Building reconcilliation in churches and faith communities. 'Place For Hope' tackles everything from bad behaviour, to theological differences to buildings closures, mediating towards peace in these everyday life situations. Ruth Harvey, director of this wonderful organisation explains all in this weeks blog.
As I don my thick autumn coat, I think back to a few short months ago when we were facing baking heat and dramatic thunderstorms. The splendour of creation is glorious. Yet we know there is an almost-unstoppable change in the climate. ‘Deep Adaptation’ is being called for across the globe, as we anxiously search for new ways to care for our common home.
All change, and the transitions that accompany it, can induce anxiety.
In the work of faith-based reconciliation, we hold out a hope that by working robustly through transition and change we can reach a place of peace and unity – the shalom/salaam – of the Gospel. This is not an easy peace, but a peace wrought out of struggle, turning, listening, and ‘deep adaptation’.
Place for Hope supports 35 trained and accredited mediators who travel in pairs throughout Scotland and the north of England, mediating towards peace, hosting very difficult conversations, and building reconciliation in churches and faith communities.
Our teams accompany groups in conflict over theological differences, buildings closure, bullying, communication issues, management concerns, bad behaviour, transition and change: the ordinary things of life.
We often find nested beneath a presenting issue can be years, sometimes decades of difficult behaviour, buried for the sake of ‘peace.’ While churches are organisations, they also operate like families, with accepted practices being handed down over generations. Norms become habits, and habits embed and present as culture, as ‘just the way it is here.’
Our vision is to nurture a counter-culture of mediation, reconciliation and the transformation of relationships, so that every place of worship will be a ‘Place for Hope’. We don’t bring a magic wand or a drafted script. We bring robust companionship, dedicated practitioners unafraid to go to the hard places, un-phased by the rage, guilt, despair and depression that often accompany such conflict.
There are parallels to the journey of reconciliation in scripture. The despair and lament of Good Friday followed by the not knowing of Holy Saturday, then turning when the time is right to the hope of Easter Sunday is a holy pattern of conflict transformation.
From Thursday 31st October – Saturday 2nd November, we meet for the
Gathering in Glasgow on Conflict and Faith. We are delighted to be joined by partner organisations committed to faith-based conflict transformation, celebrating both the diversity that distinguishes us, and the synergy that we share. Workshops, worship, keynote input and time for networking will be hallmarks of the Gathering.

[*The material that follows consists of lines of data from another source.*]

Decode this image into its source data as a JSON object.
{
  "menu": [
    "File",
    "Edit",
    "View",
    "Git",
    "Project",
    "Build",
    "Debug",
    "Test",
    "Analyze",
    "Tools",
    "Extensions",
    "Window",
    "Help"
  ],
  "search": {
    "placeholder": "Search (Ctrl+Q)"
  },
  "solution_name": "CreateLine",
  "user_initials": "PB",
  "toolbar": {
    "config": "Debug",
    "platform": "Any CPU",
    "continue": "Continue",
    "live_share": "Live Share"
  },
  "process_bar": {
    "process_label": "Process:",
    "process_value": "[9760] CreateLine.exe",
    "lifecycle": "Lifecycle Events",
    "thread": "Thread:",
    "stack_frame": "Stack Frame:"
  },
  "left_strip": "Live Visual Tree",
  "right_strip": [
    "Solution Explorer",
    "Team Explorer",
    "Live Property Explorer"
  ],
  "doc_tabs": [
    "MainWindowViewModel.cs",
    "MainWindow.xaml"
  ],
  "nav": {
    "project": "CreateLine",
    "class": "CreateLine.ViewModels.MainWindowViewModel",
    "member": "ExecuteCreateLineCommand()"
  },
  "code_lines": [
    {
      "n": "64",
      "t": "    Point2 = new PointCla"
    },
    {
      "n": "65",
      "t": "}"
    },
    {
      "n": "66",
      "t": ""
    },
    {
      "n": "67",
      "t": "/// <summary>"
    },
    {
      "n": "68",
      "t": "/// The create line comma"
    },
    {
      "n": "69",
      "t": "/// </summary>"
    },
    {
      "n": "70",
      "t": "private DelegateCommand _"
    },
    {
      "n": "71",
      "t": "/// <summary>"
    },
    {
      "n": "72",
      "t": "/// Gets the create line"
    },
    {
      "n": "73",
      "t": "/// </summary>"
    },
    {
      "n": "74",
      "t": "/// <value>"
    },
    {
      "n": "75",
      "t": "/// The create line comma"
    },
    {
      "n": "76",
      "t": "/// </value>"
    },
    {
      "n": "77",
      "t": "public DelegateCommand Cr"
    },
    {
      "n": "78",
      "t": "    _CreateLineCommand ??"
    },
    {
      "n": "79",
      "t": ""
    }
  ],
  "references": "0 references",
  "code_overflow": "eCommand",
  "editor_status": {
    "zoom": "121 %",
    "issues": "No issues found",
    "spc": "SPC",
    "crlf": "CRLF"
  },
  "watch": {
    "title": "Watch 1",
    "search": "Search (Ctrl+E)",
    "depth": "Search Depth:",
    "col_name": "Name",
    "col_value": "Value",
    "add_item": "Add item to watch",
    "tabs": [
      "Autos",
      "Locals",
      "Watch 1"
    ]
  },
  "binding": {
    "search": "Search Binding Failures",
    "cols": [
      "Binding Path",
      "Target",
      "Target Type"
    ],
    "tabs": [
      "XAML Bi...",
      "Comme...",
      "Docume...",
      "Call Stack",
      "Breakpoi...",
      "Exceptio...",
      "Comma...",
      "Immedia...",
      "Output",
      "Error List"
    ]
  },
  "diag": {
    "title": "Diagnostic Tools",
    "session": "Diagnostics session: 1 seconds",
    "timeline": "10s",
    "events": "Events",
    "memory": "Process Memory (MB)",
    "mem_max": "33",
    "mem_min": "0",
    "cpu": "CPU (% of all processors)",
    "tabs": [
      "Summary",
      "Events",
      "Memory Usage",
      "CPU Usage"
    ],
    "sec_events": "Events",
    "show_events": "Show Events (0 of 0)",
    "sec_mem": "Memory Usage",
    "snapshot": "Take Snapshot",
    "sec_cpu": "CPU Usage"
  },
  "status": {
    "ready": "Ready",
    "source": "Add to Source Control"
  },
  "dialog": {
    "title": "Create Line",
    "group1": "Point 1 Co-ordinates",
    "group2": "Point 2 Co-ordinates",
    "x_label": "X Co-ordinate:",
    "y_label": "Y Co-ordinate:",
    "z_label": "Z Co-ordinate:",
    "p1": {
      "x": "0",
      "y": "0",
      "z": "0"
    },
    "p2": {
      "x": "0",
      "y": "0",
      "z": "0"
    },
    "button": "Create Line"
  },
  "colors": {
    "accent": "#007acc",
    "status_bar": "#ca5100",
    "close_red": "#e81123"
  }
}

Please help us make this a turning point for our communities and for our churches. Join us – and please also pass on news of the event to those who may be interested.
We settled on the dates for the Gathering in Glasgow before 31st October 2019 was declared B-day. Whatever happens in the political sphere on Hallowe’en, let us remember that we will gather in Glasgow in the season of All Saints and All Souls, when we remember and give thanks for all those who have held and nourished, protected, challenged and led us courageously in the past. We pray for all, great and small, who lead us now and in the future.